Caroline de Lichtfield



CAHIER DE LINDORF1


Du château de Risberg, neuf heures du matin

[Volume I, pp. 184 - 197]

[184] "Le général de Walstein, père de l'ambassadeur, ayant dans sa jeunesse fait un voyage en Angleterre, vit lady Matilde Seymour. Il l'aima, lui plut, demanda sa main, l'obtint, la ramena dans sa patrie, et la rendit la plus heureuse des femmes. Deux enfans seulement furent le fuit de cette union. Ils eurent d'abord un fils qui remplit tous leurs voeux (c'est le comte actuel, unique rejeton de cette illustre famille, qui s'éteindroit avec lui), et douze ans aprèsune fille, dont la naissance tardive, inattendue, coûta la vie à sa mère.

[185] Le général fut au désespoir. Il avoit adoré son épouse; il demeura fidèle à sa mémoire. Quoique jeune encore, il déclara qu'il ne reprendroit point de nouveaux liens, et qu'il consacreroit le reste de ses jours au service de son prince, de sa patrie, et à l'éducation de ses enfans. Sa fille, à laquelle il donna le nom de Matilde, fut remise aux soins de la soeur du général, qui avoit épousé le baron de Zastrow, gentilhomme Saxon, mais établi pour lors à Berlin, en sorte qu'elle fut également sous les yeux de son père.
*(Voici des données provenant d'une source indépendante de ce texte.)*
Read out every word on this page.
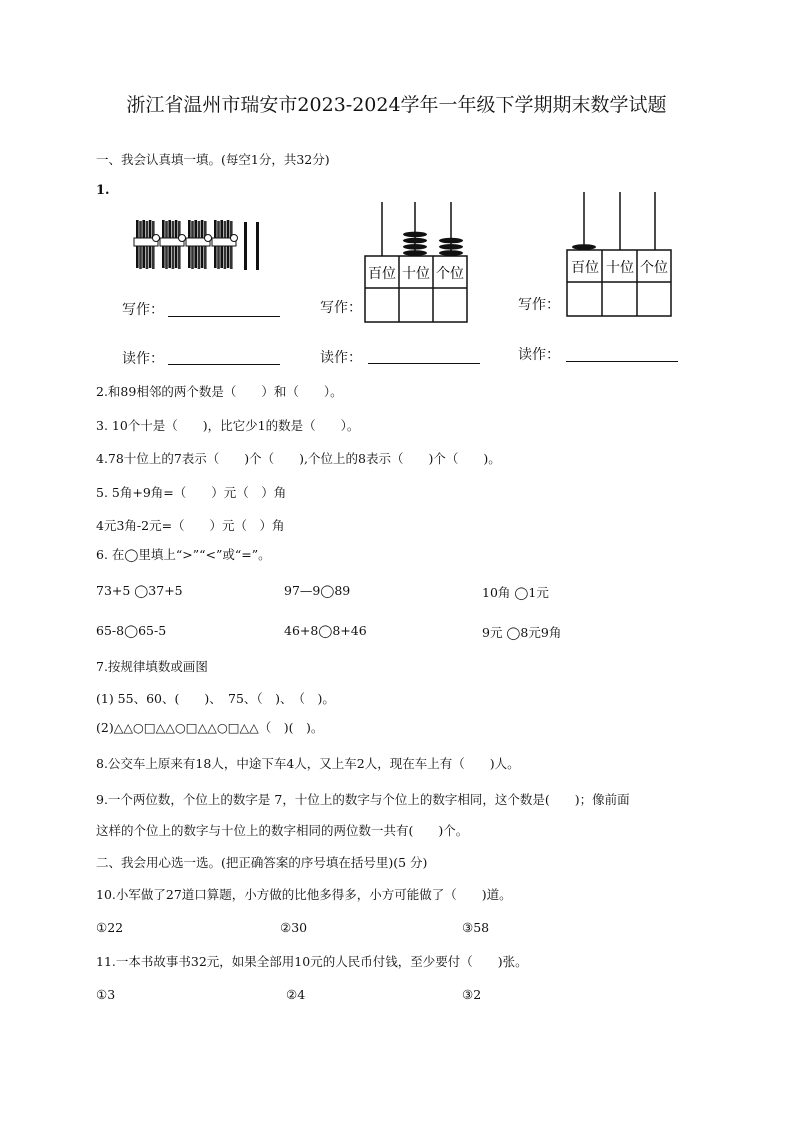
浙江省温州市瑞安市2023-2024学年一年级下学期期末数学试题
一、我会认真填一填。(每空1分，共32分)
1.
百位 十位 个位	百位 十位 个位
写作：	写作：	写作：
读作：	读作：	读作：
2.和89相邻的两个数是（　　）和（　　）。
3. 10个十是（　　)，比它少1的数是（　　）。
4.78十位上的7表示（　　)个（　　),个位上的8表示（　　)个（　　)。
5. 5角+9角=（　　）元（　）角
4元3角-2元=（　　）元（　）角
6. 在◯里填上“>”“<”或“=”。
73+5 ◯37+5	97—9◯89	10角 ◯1元
65-8◯65-5	46+8◯8+46	9元 ◯8元9角
7.按规律填数或画图
(1) 55、60、(　　)、　75、（　)、　（　)。
(2)△△○□△△○□△△○□△△（　)(　)。
8.公交车上原来有18人，中途下车4人，又上车2人，现在车上有（　　)人。
9.一个两位数，个位上的数字是 7，十位上的数字与个位上的数字相同，这个数是(　　)；像前面
这样的个位上的数字与十位上的数字相同的两位数一共有(　　)个。
二、我会用心选一选。(把正确答案的序号填在括号里)(5 分)
10.小军做了27道口算题，小方做的比他多得多，小方可能做了（　　)道。
①22	②30	③58
11.一本书故事书32元，如果全部用10元的人民币付钱，至少要付（　　)张。
①3	②4	③2
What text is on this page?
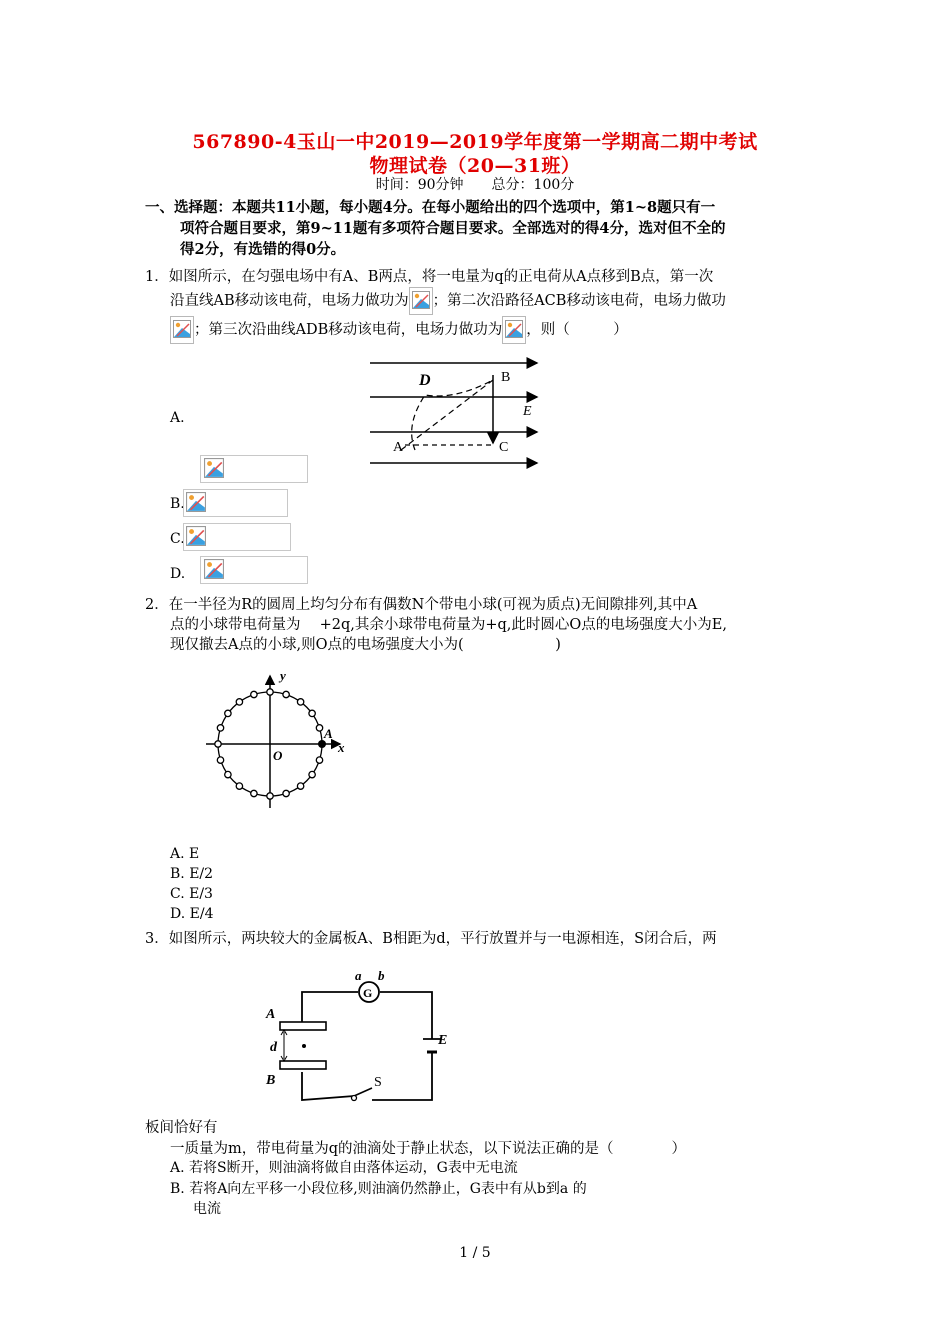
567890-4玉山一中2019—2019学年度第一学期高二期中考试
物理试卷（20—31班）
时间：90分钟　　总分：100分
一、选择题：本题共11小题，每小题4分。在每小题给出的四个选项中，第1~8题只有一
项符合题目要求，第9~11题有多项符合题目要求。全部选对的得4分，选对但不全的
得2分，有选错的得0分。
1．如图所示，在匀强电场中有A、B两点，将一电量为q的正电荷从A点移到B点，第一次
沿直线AB移动该电荷，电场力做功为 ；第二次沿路径ACB移动该电荷，电场力做功
；第三次沿曲线ADB移动该电荷，电场力做功为 ，则（　　　）
D	B
E
A	C
A.
B.
C.
D.
2．在一半径为R的圆周上均匀分布有偶数N个带电小球(可视为质点)无间隙排列,其中A
点的小球带电荷量为　 +2q,其余小球带电荷量为+q,此时圆心O点的电场强度大小为E,
现仅撤去A点的小球,则O点的电场强度大小为(　　　　　　 )
y
x
A
O
A. E
B. E/2
C. E/3
D. E/4
3．如图所示，两块较大的金属板A、B相距为d，平行放置并与一电源相连，S闭合后，两
G
a b
A
d	E
B	S
板间恰好有
一质量为m，带电荷量为q的油滴处于静止状态，以下说法正确的是（　　　　）
A. 若将S断开，则油滴将做自由落体运动，G表中无电流
B. 若将A向左平移一小段位移,则油滴仍然静止，G表中有从b到a 的
电流
1 / 5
Son fils, conduit par lui-même dans le chemin de l'honneur et de la vertu, annonçoit dès son enfance tout ce qu'il devoit être un jour. Il donnoit à ce tendre père les espérances les plus flatteuses, et lui promettoit la plus douce récompense de ses soins.

Hélas! il n'en jouit pas long-temps. La guerre étoit allumée entre l'Autriche et la Prusse. Le général, commandant une partie de notre armée victorieuse, [186], s'étoit signalé dans plusieurs occasions. Le roi le distinguoit déjà comme un de ses meilleurs officiers, lorsqu'il eut le bonheur de pouvoir prouver à son maître son zèle et son dévouement, en lui sacrifiant sa vie à la bataille de Molwitz.2

Le roi, n'écoutant que son courage, oubliant sa sûreté, se trouva dans le plus grand danger. Poursuivi par quelques hussards autrichiens, et son cheval ayant reçu une blessure qui l'empêchoit d'avancer, il risquoit d'être pris ou tué, lorsque le général de Walstein s'en aperçut. Suivi seulement de son fils, âgé de seize ans, qui faisoit sa première campagne à ses côtés comme simple volontaire, il se précipite entre les hussards et le roi, à qui le jeune comte se hâte de donner son cheval, pendant que son père blesse ou met en fuite ceux qui le poursuivoient, et [187] reçoit lui-même le coup mortel, destiné sans doute au monarque.

Son fils et quelques officiers, du nombre desquels étoit mon père, son plus intime ami, le transportèrent dans sa tente. Le roi consterné les suivit. Les chirurgiens ayant examiné sa blessure, prononcèrent qu'il n'avoit plus que quelques instans à vivre. Son fils, à genoux devant son lit, se livroit au plus vif désespoir, et ne cessoit de répéter: O mon père! pourquoi n'est-ce pas moi qu'ils ont tué?

Le général rassembla le peu de forces qui lui restoient, pour le consoller, et pour le recommander au roi. "Sire, lui dit-il, je vous le remets; il a partagé mes périls, et ma gloire; il saura comme moi vivre et mourir pour vous; vous lui servirez de père: ainsi je serai remplacé et pour vous et pour lui.

Et vous, jeune homme, montrez plus de fermeté; enviez ma mort glorieuse au lieu de la pleurer; et méritez [188] par votre courage l'auguste père auquel je vous confie."

Oui, je serai son père, dit le roi, véritablement ému et touché, en serrant dans ses bras le jeune comte. Je n'oublierai jamais que c'est pour moi qu'il a perdu le sien, et que je lui dois aussi la vie. Il sera désormais mon fils et mon ami; et, pour vous le prouver, je lui donne dès ce moment une compagnie aux gardes, qui le fixera près de moi pendant sa jeunesse, et ne sera que le prélude des bienfaits que je répandrai sur lui.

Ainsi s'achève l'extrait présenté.